The results of the ROC analysis suggested that, as a blood biomarker, COASY DNA methylation levels had adequate potential for use in the diagnosis of MCI and AD (Fig. 4A–C). Application as a clinical diagnostic marker in the early phase of AD onset or at the MCI stage could be foreseen, and in this case, sensitivity and specificity would be expected to increase since COASY DNA methylation levels were positively correlated with MMSE score (Table 2).

For VaD, in which cognitive dysfunction is due to cerebrovascular disorders, we observed no significant change in blood COASY DNA methylation levels as compared to NCs. When we compared blood COASY DNA methylation levels in the AD without CVD and AD with CVD subgroups, they were significantly higher in AD without CVD than AD with CVD and, compared with VaD, there was a tendency for levels to be higher in AD with CVD, although the difference was not significant (Fig. 5). In AD with CVD, although individuals met the clinical diagnosis criteria for AD, vascular elements may have been greatly involved. This suggests that COASY DNA methylation levels are higher in AD without CVD in which vascular impairment is minimal.

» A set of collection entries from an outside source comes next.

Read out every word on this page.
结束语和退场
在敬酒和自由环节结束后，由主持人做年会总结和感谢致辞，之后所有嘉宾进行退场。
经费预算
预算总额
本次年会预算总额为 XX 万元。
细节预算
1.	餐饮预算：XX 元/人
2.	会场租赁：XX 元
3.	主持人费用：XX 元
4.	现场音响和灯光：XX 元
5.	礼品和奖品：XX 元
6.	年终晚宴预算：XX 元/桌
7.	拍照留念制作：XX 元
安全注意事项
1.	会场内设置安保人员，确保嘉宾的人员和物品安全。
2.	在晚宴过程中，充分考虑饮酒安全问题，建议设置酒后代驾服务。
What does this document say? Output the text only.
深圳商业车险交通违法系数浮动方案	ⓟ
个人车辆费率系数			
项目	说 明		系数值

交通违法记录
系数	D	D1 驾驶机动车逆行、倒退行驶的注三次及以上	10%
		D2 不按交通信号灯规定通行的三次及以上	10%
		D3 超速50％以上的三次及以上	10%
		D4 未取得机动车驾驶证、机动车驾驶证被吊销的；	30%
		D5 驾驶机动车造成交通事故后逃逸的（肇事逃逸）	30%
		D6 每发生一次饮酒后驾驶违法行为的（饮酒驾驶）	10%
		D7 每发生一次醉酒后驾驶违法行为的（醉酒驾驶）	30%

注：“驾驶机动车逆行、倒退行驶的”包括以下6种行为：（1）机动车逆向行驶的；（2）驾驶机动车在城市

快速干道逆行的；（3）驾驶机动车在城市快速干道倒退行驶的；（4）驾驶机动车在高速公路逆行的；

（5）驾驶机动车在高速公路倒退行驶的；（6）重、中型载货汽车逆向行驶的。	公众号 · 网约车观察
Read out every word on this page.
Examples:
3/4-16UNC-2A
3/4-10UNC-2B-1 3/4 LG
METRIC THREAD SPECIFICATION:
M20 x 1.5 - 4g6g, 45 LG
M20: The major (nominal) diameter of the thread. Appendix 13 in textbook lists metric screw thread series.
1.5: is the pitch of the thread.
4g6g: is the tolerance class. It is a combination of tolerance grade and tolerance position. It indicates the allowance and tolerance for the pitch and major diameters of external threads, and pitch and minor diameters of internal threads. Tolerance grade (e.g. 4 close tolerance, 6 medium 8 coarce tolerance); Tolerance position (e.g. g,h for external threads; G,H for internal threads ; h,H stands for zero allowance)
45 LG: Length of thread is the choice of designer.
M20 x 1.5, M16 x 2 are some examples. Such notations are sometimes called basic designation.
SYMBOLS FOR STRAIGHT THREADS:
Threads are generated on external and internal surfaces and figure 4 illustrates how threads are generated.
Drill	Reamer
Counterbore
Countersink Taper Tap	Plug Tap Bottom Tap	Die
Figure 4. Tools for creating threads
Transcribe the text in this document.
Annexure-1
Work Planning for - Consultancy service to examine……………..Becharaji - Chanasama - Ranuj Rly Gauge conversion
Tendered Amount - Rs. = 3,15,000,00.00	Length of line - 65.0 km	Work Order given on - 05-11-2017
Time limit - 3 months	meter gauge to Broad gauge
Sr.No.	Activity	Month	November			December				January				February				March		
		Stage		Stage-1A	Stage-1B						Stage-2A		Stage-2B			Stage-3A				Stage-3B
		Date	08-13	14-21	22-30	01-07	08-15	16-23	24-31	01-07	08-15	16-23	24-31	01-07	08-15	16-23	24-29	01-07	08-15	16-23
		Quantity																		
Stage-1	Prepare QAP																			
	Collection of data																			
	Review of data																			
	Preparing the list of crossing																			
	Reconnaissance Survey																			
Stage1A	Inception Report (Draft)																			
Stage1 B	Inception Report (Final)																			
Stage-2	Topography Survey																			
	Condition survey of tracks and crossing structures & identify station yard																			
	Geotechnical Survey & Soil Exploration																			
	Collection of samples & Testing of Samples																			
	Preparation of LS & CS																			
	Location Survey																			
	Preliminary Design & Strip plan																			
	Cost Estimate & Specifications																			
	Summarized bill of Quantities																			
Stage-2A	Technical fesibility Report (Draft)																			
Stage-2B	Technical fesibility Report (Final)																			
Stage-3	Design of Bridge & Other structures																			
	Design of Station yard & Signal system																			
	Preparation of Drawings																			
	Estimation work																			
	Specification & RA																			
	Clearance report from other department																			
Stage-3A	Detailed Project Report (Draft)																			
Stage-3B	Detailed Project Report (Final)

The above observations suggest that rises in blood COASY DNA methylation levels reflect an AD pathology. However, since there was a positive correlation between blood COASY DNA methylation levels and MMSE scores (Table 2) and in multiple linear regression analysis with adjustment for age and sex, the effect on MMSE was still observed (Table 3), we considered that, irrespective of the severity of cognitive dysfunction, this reflected neuropathological changes occurring before the appearance of overt symptoms. In addition, in AD, Aβ-plaque accumulation is thought to reach a plateau before the onset of cognitive symptoms23. Thus, when AD progresses after symptom appearance in patients and there is a drop in MMSE score, perhaps COASY plays an adaptive role.

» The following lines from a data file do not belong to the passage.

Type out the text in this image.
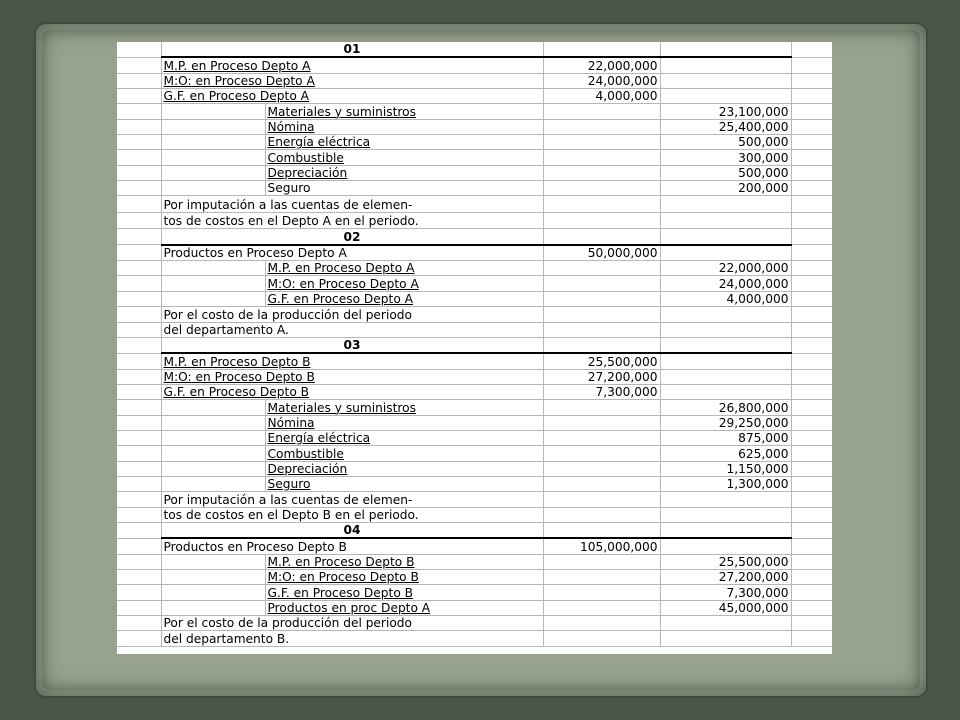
	01				
	M.P. en Proceso Depto A		22,000,000		
	M:O: en Proceso Depto A		24,000,000		
	G.F. en Proceso Depto A		4,000,000		
		Materiales y suministros		23,100,000	
		Nómina		25,400,000	
		Energía eléctrica		500,000	
		Combustible		300,000	
		Depreciación		500,000	
		Seguro		200,000	
	Por imputación a las cuentas de elemen-				
	tos de costos en el Depto A en el periodo.				
	02				
	Productos en Proceso Depto A		50,000,000		
		M.P. en Proceso Depto A		22,000,000	
		M:O: en Proceso Depto A		24,000,000	
		G.F. en Proceso Depto A		4,000,000	
	Por el costo de la producción del periodo				
	del departamento A.				
	03				
	M.P. en Proceso Depto B		25,500,000		
	M:O: en Proceso Depto B		27,200,000		
	G.F. en Proceso Depto B		7,300,000		
		Materiales y suministros		26,800,000	
		Nómina		29,250,000	
		Energía eléctrica		875,000	
		Combustible		625,000	
		Depreciación		1,150,000	
		Seguro		1,300,000	
	Por imputación a las cuentas de elemen-				
	tos de costos en el Depto B en el periodo.				
	04				
	Productos en Proceso Depto B		105,000,000		
		M.P. en Proceso Depto B		25,500,000	
		M:O: en Proceso Depto B		27,200,000	
		G.F. en Proceso Depto B		7,300,000	
		Productos en proc Depto A		45,000,000	
	Por el costo de la producción del periodo				
	del departamento B.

The COASY gene encodes CoA synthase and CoA has very important roles in the human body and the mechanism of acetylcholine esterase inhibitors used to treat AD relies on an increase in acetylcholine in the synaptic cleft, the acetylcholine being synthesized with acetyl-CoA and choline as substrates. While we did not observe a clear change in mRNA levels due to changes in COASY DNA methylation levels, our findings suggested that the long-term effect of changes in COASY DNA methylation levels would be to cause neurotoxicity. As they were evident before amyloid plaque formation, altered methylation levels could be a useful early blood biomarker.

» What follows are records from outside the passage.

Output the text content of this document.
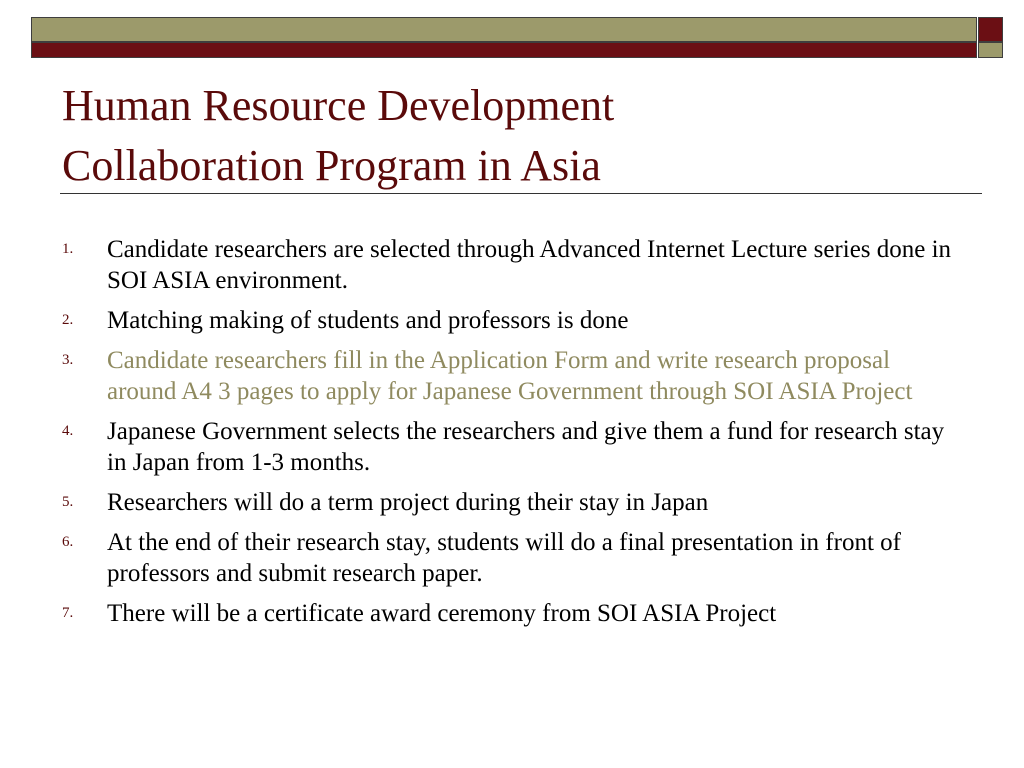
Human Resource Development
Collaboration Program in Asia
1. Candidate researchers are selected through Advanced Internet Lecture series done in SOI ASIA environment.
2. Matching making of students and professors is done
3. Candidate researchers fill in the Application Form and write research proposal around A4 3 pages to apply for Japanese Government through SOI ASIA Project
4. Japanese Government selects the researchers and give them a fund for research stay in Japan from 1-3 months.
5. Researchers will do a term project during their stay in Japan
6. At the end of their research stay, students will do a final presentation in front of professors and submit research paper.
7. There will be a certificate award ceremony from SOI ASIA Project
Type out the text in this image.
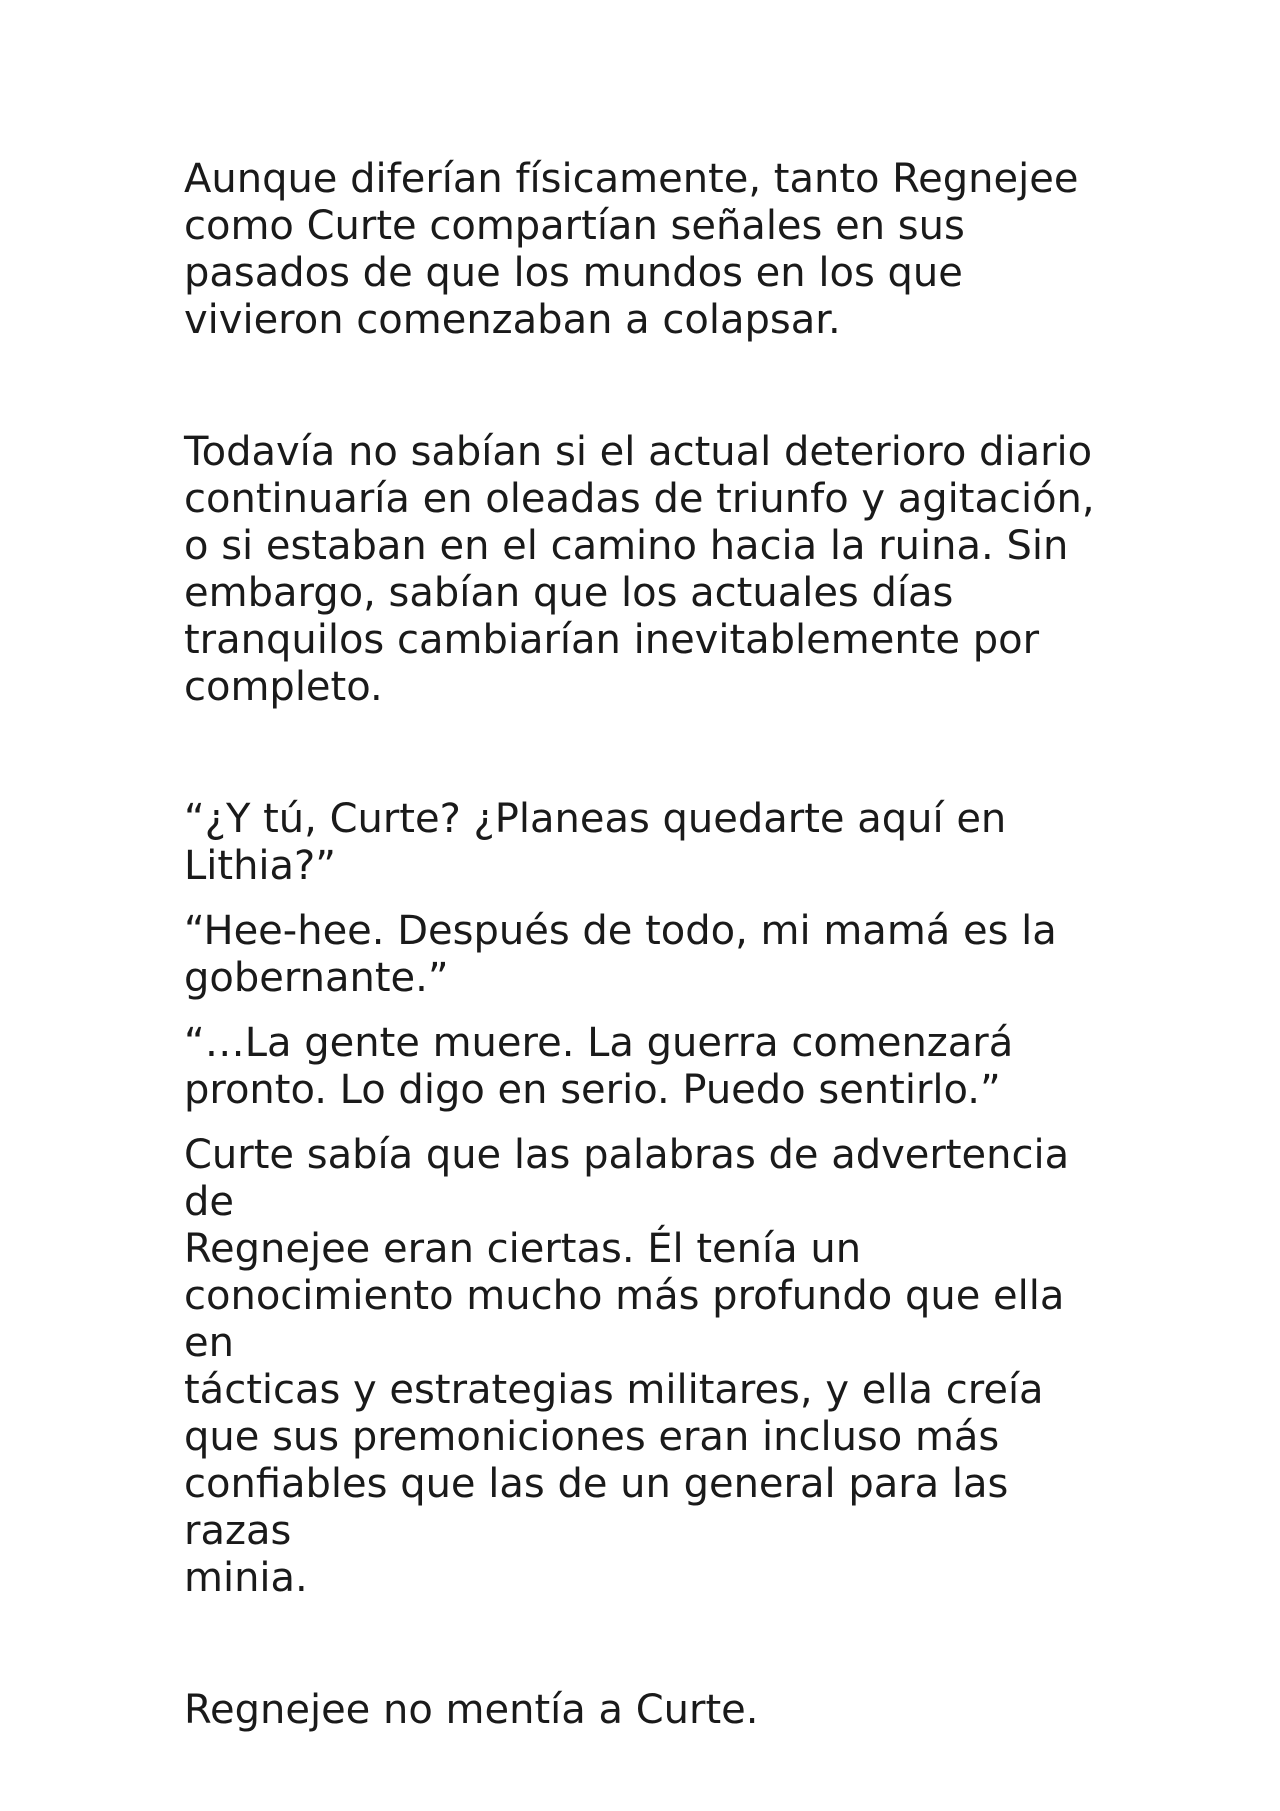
Aunque diferían físicamente, tanto Regnejee
como Curte compartían señales en sus
pasados de que los mundos en los que
vivieron comenzaban a colapsar.

Todavía no sabían si el actual deterioro diario
continuaría en oleadas de triunfo y agitación,
o si estaban en el camino hacia la ruina. Sin
embargo, sabían que los actuales días
tranquilos cambiarían inevitablemente por
completo.

“¿Y tú, Curte? ¿Planeas quedarte aquí en
Lithia?”

“Hee-hee. Después de todo, mi mamá es la
gobernante.”

“…La gente muere. La guerra comenzará
pronto. Lo digo en serio. Puedo sentirlo.”

Curte sabía que las palabras de advertencia de
Regnejee eran ciertas. Él tenía un
conocimiento mucho más profundo que ella en
tácticas y estrategias militares, y ella creía
que sus premoniciones eran incluso más
confiables que las de un general para las razas
minia.

Regnejee no mentía a Curte.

There are some limitations in the present study. First, the functional roles of CoA synthase and COASY DNA methylation in AD onset are unclear. Further studies will be needed to determine if they have a functional role in the cause of neurodegeneration or increases in COASY DNA methylation levels are observed in AD when they are used as a surrogate marker. Second, we did not determine the locations where the DNA methylation actually occurred. However, MS-HRM is capable of measuring epigenetic changes24. In addition, it is a low-cost method widely used for this purpose. Third, we were unable to investigate an association between Aβ deposition in the brain and COASY DNA methylation levels in humans. In the future, it will be necessary to demonstrate this through PET imaging and longitudinal research.

Conclusion

In the present study, we showed that blood COASY DNA methylation levels were increased in individuals with AD and aMCI. Our results suggested that increased COASY DNA methylation levels could be a useful biomarker that reflects neurotoxicity in the early stages of AD.